O alvo seguinte foi o ministro Eros Grau, acusado de conceder Habeas Corpus a “um cidadão que apareceu no Jornal Nacional oferecendo suborno”. Barbosa fez uso do clamor que a imagem televisiva costuma provocar nos mais incautos. O cidadão em questão era Humberto Braz, investigado na Operação Satiagraha. Neste caso, o bate-boca por pouco não se transformou em pugilato quando Eros Grau lembrou que ele próprio havia concedido um HC ao banqueiro Daniel Dantas para garantir seus direitos na CPI das Escutas. Barbosa passou uns dias sem aparecer no tribunal. Hoje se sabe que as tais imagens do JN só serviram para a TV, já que como prova estão comprometidas por terem sido editadas.

A penúltima rusga do ministro ocorreu no TSE, onde ele classificou de “absurdo” um voto do ministro Arnaldo Versiani. Indignado, Versiani pediu que o ministro retirasse o qualificativo que considerou injurioso. JB fez pouco do pedido. “Vossa Excelência pode dizer que meus votos são absurdos que eu não me importo.”

Todos os incidentes chegaram à opinião pública graças a uma invenção genuinamente brasileira: a transmissão ao vivo pela televisão das sessões do Supremo e do TSE. Trata-se de um avanço em termos de transparência e de democracia que carrega um risco inevitável: o de transformar em crise episódios que passariam despercebidos se ocorressem entre quatro paredes, longe das câmaras. Como acontece, por exemplo, na Suprema Corte dos Estados Unidos. Se algum juiz do país vizinho Argentina xingar a mãe do colega, também ninguém ficará sabendo, mesmo que depois eles posem para foto com sorrisos amarelos.
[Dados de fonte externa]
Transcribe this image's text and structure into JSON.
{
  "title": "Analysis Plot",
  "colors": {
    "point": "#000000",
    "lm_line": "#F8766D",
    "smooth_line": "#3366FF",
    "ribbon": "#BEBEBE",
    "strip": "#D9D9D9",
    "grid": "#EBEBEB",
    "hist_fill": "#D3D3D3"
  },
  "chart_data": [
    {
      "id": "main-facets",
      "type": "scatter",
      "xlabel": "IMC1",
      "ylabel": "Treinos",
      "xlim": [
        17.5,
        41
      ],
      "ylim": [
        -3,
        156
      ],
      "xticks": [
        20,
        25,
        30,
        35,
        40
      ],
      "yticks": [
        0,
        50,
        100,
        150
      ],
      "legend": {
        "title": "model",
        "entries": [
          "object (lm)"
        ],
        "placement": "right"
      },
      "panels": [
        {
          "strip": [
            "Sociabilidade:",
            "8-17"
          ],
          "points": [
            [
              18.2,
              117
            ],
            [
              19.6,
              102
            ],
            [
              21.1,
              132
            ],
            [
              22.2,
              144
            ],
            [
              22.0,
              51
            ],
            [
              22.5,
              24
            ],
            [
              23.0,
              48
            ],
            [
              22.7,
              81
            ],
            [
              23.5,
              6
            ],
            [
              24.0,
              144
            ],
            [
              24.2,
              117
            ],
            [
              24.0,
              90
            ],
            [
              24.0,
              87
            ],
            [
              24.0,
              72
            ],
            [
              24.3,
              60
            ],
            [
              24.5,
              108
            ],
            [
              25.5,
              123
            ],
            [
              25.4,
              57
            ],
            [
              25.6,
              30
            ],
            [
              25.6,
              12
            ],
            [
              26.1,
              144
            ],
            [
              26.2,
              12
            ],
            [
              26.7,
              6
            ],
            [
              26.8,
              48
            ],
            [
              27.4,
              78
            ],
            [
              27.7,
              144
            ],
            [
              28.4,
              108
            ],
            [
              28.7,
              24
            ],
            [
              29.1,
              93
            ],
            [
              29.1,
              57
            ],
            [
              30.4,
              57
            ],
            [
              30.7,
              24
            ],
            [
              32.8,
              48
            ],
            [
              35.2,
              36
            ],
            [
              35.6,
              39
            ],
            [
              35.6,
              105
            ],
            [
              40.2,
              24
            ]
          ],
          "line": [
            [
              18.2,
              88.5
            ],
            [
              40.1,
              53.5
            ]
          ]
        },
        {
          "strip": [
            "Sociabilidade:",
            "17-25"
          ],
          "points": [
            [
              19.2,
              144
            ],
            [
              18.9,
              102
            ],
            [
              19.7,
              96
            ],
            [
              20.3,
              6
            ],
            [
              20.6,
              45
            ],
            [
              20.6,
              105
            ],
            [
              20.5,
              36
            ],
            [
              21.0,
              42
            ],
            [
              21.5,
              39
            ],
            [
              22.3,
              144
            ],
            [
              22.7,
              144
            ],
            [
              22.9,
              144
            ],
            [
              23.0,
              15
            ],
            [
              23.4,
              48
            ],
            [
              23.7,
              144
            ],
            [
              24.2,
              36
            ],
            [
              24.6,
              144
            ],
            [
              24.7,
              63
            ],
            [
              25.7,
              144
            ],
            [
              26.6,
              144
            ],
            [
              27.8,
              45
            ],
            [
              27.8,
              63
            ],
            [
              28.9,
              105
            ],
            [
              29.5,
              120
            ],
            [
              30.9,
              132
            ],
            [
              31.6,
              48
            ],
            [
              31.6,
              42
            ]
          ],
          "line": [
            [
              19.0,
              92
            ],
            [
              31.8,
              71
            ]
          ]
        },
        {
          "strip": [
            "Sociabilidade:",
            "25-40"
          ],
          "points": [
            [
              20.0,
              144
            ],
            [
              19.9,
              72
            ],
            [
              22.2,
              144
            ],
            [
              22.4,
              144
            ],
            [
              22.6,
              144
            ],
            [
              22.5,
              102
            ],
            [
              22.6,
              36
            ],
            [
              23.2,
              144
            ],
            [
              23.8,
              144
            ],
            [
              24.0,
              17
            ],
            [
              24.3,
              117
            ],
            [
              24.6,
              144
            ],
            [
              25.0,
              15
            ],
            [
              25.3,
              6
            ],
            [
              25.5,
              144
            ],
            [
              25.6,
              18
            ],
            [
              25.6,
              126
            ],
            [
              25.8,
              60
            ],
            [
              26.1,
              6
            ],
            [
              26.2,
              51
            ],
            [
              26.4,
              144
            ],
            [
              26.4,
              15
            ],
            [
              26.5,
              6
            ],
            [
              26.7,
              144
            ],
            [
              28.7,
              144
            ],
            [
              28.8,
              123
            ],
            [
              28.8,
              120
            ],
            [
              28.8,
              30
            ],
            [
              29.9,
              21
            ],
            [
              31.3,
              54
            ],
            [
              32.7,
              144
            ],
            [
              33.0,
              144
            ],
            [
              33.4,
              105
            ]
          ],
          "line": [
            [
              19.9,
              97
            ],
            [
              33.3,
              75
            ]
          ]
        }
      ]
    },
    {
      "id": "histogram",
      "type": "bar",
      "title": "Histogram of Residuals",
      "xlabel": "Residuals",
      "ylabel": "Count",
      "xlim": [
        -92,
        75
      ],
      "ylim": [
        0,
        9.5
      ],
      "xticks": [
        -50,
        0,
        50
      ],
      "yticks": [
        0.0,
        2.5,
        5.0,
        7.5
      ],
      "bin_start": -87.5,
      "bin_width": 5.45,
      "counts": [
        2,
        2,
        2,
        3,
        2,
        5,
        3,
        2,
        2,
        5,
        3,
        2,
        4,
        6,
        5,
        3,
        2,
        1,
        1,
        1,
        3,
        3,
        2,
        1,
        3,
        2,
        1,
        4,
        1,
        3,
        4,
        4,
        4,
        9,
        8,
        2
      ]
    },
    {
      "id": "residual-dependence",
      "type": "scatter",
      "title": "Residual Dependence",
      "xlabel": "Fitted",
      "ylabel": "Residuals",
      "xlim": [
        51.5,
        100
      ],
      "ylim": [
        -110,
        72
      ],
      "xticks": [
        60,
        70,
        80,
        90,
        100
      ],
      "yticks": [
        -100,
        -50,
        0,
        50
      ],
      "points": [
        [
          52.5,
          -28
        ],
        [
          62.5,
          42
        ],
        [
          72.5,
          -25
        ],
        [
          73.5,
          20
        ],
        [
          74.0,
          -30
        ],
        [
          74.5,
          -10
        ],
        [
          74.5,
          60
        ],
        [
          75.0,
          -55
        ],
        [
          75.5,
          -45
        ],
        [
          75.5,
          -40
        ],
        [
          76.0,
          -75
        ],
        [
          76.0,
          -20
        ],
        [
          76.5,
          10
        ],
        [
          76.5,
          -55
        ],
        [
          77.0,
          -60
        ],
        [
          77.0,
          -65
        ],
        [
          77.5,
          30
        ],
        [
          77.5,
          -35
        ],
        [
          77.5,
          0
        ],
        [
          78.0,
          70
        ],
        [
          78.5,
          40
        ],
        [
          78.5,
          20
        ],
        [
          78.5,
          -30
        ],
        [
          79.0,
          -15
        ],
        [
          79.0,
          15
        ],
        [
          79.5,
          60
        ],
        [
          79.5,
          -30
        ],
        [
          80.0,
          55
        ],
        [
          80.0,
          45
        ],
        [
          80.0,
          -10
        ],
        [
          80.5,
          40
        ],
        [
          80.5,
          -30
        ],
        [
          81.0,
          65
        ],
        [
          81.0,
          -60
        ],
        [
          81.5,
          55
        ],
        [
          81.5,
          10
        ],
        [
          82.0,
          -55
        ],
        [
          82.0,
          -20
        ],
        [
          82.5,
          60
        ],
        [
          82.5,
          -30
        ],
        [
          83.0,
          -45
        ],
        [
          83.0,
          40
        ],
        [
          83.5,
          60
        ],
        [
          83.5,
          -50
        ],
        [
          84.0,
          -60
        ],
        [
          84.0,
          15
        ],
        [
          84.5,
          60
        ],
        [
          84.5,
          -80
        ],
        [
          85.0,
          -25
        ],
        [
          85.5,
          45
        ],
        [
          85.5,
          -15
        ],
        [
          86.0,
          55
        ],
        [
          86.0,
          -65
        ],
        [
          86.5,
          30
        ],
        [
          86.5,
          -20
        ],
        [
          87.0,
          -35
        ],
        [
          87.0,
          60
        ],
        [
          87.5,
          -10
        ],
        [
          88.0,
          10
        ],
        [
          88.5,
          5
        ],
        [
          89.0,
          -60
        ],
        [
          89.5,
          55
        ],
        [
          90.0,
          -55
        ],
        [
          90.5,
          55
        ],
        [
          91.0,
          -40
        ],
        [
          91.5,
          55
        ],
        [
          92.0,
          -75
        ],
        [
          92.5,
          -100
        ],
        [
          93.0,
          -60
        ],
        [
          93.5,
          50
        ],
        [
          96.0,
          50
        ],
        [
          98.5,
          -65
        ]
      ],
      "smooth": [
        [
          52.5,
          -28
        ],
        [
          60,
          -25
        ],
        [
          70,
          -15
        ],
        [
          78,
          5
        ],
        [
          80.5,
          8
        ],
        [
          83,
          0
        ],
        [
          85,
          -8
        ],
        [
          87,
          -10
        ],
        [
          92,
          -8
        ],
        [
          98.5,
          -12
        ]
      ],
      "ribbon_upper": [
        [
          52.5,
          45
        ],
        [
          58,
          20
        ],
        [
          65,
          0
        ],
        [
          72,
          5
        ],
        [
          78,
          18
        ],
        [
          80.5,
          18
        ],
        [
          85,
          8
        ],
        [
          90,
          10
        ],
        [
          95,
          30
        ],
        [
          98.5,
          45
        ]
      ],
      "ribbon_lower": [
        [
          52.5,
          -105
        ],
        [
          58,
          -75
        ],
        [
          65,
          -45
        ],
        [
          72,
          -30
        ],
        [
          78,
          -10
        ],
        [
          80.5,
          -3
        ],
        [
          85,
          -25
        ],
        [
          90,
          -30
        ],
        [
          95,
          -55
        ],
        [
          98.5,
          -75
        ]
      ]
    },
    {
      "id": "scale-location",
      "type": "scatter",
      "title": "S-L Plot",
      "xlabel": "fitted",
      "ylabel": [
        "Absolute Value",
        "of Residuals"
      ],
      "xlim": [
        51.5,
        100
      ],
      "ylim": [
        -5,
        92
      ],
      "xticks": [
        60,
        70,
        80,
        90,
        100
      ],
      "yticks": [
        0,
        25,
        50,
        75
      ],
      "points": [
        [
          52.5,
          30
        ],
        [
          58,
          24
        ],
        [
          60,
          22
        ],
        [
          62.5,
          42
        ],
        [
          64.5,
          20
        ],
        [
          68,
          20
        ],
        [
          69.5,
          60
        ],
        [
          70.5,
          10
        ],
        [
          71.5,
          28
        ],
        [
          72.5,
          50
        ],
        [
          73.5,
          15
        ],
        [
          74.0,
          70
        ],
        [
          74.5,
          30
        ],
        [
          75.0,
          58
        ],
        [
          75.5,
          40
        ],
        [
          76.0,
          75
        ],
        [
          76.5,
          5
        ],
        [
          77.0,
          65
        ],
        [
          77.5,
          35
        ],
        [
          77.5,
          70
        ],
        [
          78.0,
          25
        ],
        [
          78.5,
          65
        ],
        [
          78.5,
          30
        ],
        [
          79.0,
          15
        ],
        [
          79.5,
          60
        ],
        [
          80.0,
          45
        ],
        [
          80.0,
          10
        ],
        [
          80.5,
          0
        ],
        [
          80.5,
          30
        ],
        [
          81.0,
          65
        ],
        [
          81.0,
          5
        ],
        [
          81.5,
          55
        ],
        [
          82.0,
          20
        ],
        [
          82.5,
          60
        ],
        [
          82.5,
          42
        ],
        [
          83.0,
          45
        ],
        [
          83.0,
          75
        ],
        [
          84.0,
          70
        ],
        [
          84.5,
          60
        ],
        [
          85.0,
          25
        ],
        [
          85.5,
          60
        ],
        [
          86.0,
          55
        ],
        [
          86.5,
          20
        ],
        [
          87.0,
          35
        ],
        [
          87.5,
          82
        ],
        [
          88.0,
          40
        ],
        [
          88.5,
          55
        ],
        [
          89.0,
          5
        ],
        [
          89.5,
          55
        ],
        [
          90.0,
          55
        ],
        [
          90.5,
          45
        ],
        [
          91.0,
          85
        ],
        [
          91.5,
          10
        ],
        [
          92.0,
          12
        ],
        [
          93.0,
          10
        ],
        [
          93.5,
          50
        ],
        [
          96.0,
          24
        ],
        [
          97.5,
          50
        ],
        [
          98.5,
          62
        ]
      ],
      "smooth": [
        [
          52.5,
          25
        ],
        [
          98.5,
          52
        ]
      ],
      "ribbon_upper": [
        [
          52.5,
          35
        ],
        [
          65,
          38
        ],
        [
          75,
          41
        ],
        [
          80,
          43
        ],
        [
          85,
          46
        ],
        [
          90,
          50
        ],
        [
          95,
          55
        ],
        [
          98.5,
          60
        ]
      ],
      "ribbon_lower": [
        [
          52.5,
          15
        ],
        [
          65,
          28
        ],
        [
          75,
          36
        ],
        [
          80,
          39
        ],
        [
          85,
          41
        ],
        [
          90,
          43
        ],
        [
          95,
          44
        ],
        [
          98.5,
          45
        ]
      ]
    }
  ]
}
Debates e discussões acirradas sempre aconteceram. São salutares e até necessários, pois o que se espera da Suprema Corte são decisões amadurecidas e sedimentadas. Vem daí a tal segurança jurídica que molda as ações da sociedade.

É possível entender que Gilmar Mendes não goza de muita popularidade devido a seus posicionamentos jurídicos sobre temas polêmicos, como as espalhafatosas operações da Polícia Federal, as algemas, as prisões preventivas e as escutas telefônicas, por exemplo. Afinal, em um país com profundo déficit de Justiça, essa história de Estado de Direito soa como papo de intelectual — mais fácil é prender e perguntar depois.

Um ministro do Supremo, ouvido pela ConJur, torce para que esses atos sejam apenas um problema de estilo do ministro Joaquim Barbosa e que seu objetivo seja dos mais nobres. O ministro confessa que a sensação de constrangimento entre os colegas é generalizada. “Se pudéssemos voltar os ponteiros do relógio, provavelmente isso não se repetiria.” Na reunião da noite de quarta-feira eles concordaram que se tornou arriscado dar oportunidade para Barbosa. Decidiu-se que ele será tratado "com mais cerimônia".

Nesse caso, talvez tudo não passe de tempestade em copo d’água e, no final, os 11 tomarão o lanche da tarde juntos, como sempre fizeram, em meio a boas gargalhadas. Em paz. Pelo menos até o ano que vem, quando Barbosa presidirá o Tribunal Superior Eleitoral, e, lá por 2012, o próprio Supremo Tribunal Federal.